Et Tavernier sut se jouer à merveille des contraintes budgétaires – outre trois acteurs de renom, le producteur voulait un fort colonial qui pourtant n’avait rien à faire dans l’histoire – en tournant le récit à Saint-Louis au Sénégal et en parvenant à ne jamais sombrer dans l’exotisme à deux sous. Il a fallu aussi toute l’astuce du décorateur Alexandre Trauner pour faire faire des économies : il a logé chez le médecin du coin en lui promettant de repeindre sa barrière et ses volets… avec les ouvriers de la production.

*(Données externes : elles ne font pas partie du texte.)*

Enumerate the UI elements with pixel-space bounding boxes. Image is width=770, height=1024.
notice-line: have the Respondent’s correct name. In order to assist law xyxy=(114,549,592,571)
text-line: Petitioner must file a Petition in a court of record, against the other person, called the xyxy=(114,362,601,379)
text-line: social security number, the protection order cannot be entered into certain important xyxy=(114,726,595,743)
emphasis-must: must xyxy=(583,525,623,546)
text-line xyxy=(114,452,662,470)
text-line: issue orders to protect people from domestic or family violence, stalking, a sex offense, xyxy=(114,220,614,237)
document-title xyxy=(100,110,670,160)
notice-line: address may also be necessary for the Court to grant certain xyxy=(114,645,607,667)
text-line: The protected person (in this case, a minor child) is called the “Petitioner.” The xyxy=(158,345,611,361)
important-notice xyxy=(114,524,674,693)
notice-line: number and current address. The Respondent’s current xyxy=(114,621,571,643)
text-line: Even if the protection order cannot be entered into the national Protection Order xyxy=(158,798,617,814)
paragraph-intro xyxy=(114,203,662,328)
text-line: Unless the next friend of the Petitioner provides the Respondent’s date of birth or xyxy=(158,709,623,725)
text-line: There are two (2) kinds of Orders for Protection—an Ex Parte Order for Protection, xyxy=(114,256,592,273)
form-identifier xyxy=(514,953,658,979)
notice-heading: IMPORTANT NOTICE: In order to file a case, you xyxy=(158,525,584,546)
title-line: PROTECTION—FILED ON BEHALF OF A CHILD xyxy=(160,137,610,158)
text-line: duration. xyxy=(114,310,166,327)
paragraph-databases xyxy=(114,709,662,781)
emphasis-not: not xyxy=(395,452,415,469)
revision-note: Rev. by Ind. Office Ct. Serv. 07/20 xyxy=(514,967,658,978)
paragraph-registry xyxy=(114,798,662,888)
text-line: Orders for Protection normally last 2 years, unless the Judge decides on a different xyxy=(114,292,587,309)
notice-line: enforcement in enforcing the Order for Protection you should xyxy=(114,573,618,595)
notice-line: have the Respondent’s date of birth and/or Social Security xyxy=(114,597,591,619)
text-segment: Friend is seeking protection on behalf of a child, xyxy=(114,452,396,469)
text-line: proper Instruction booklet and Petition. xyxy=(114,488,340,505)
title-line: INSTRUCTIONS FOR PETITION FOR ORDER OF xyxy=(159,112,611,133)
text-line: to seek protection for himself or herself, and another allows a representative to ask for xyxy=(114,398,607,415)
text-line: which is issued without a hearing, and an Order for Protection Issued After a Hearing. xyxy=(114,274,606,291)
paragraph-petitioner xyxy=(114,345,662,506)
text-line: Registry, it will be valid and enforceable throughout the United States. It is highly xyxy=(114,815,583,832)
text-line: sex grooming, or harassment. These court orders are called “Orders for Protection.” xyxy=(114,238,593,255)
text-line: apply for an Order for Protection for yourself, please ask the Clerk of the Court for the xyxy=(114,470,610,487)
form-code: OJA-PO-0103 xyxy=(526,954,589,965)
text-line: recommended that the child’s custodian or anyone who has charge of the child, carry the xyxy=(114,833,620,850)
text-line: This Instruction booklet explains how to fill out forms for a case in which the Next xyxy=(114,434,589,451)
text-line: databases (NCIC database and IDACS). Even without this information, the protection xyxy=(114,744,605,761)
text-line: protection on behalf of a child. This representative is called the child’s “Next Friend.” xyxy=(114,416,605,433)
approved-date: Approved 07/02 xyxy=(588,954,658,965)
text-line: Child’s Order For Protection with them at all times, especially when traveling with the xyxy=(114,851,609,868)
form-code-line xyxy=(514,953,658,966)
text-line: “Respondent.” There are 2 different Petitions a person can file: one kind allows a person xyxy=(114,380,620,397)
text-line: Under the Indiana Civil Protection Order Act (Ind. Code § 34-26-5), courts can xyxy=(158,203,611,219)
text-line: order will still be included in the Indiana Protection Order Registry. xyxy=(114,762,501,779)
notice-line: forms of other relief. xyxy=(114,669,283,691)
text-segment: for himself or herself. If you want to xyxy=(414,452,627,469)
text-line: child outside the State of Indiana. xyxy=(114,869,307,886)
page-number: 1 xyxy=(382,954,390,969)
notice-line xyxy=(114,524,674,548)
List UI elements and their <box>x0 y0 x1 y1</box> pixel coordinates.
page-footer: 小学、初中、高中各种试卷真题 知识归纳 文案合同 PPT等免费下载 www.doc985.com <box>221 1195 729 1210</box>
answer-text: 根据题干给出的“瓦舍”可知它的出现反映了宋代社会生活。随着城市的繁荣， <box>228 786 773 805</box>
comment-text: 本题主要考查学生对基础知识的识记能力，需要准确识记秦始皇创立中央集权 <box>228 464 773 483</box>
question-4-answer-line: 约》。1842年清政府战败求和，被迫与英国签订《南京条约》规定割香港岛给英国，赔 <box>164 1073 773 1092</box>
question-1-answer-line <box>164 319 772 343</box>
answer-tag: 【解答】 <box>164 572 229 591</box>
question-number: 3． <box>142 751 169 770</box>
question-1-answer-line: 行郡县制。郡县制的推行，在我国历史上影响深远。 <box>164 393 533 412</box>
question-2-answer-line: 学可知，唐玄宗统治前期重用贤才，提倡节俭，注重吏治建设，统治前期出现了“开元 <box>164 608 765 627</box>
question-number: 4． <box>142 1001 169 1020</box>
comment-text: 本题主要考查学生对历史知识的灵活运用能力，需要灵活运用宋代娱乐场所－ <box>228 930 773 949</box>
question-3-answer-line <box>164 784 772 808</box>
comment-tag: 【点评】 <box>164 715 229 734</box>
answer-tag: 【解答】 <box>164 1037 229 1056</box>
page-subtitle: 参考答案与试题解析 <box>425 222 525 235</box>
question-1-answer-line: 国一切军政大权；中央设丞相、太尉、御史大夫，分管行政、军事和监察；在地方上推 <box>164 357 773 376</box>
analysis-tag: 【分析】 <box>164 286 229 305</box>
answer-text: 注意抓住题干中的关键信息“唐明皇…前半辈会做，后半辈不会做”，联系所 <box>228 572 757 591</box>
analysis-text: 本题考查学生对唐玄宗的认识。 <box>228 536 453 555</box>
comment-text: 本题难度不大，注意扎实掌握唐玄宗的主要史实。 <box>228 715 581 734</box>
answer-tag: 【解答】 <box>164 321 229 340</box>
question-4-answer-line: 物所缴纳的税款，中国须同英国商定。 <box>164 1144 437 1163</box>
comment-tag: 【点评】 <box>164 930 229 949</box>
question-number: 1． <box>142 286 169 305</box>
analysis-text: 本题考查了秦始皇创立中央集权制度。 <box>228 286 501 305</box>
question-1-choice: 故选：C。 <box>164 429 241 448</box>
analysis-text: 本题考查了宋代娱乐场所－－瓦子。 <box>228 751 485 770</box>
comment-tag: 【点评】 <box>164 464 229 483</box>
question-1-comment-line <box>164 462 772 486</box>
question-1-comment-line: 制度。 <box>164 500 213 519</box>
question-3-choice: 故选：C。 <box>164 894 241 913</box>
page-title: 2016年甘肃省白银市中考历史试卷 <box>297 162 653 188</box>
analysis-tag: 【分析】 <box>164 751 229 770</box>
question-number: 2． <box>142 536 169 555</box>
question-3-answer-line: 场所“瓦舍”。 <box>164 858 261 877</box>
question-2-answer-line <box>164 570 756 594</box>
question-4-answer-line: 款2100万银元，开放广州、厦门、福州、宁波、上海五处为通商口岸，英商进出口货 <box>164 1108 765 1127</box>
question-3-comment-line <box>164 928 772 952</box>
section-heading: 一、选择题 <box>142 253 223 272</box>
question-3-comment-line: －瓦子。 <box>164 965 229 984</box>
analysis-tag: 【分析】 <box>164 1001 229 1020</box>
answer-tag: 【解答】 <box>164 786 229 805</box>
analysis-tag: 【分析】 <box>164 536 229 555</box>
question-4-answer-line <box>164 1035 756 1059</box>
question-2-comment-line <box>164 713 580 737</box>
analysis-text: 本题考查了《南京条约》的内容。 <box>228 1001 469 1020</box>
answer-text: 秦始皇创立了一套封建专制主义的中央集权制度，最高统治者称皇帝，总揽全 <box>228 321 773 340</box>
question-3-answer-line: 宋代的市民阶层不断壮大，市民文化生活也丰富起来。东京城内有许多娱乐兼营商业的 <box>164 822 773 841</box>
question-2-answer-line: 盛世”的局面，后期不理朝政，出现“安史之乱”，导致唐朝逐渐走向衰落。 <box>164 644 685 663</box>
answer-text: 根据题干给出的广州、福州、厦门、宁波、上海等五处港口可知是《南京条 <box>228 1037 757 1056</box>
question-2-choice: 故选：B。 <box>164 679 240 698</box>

Et Tavernier de raconter : « Trau, a inventé des astuces insensées (…) avec une imagination débordante et parfois machiavélique pour faire des économies. »
Si le film n’eut pas le succès critique escompté à sa sortie, il fait désormais figure de classique du genre avec un casting cinq étoiles. Isabelle Huppert est magnifique dans ce contre-emploi total où elle campe une mégère jamais apprivoisée. C’est dans ce film, qu’en mec un peu limité Eddy Mitchell fit une composition saisissante. Et puis, du côté des vieux habitués des films de Tavernier, il n’y a aucune erreur : Philippe Noiret donne une vraie épaisseur à ce flic revenu de ses illusions; Marielle est un salaud réjouissant. Pour la petite histoire, il avait tellement peur de tourner en Afrique qu’il a demandé à recevoir tous les vaccins possibles et imaginables avant de s’envoler vers Saint-Louis. Quand, frère du maquereau, il vient chercher à comprendre ce qui s’est passé, il fait une tête extraordinaire.
Bref, un conte cruel et dérisoire sur fond de violence fangeuse qui décrit bien le racisme de certains petits blancs en terre d’Afrique.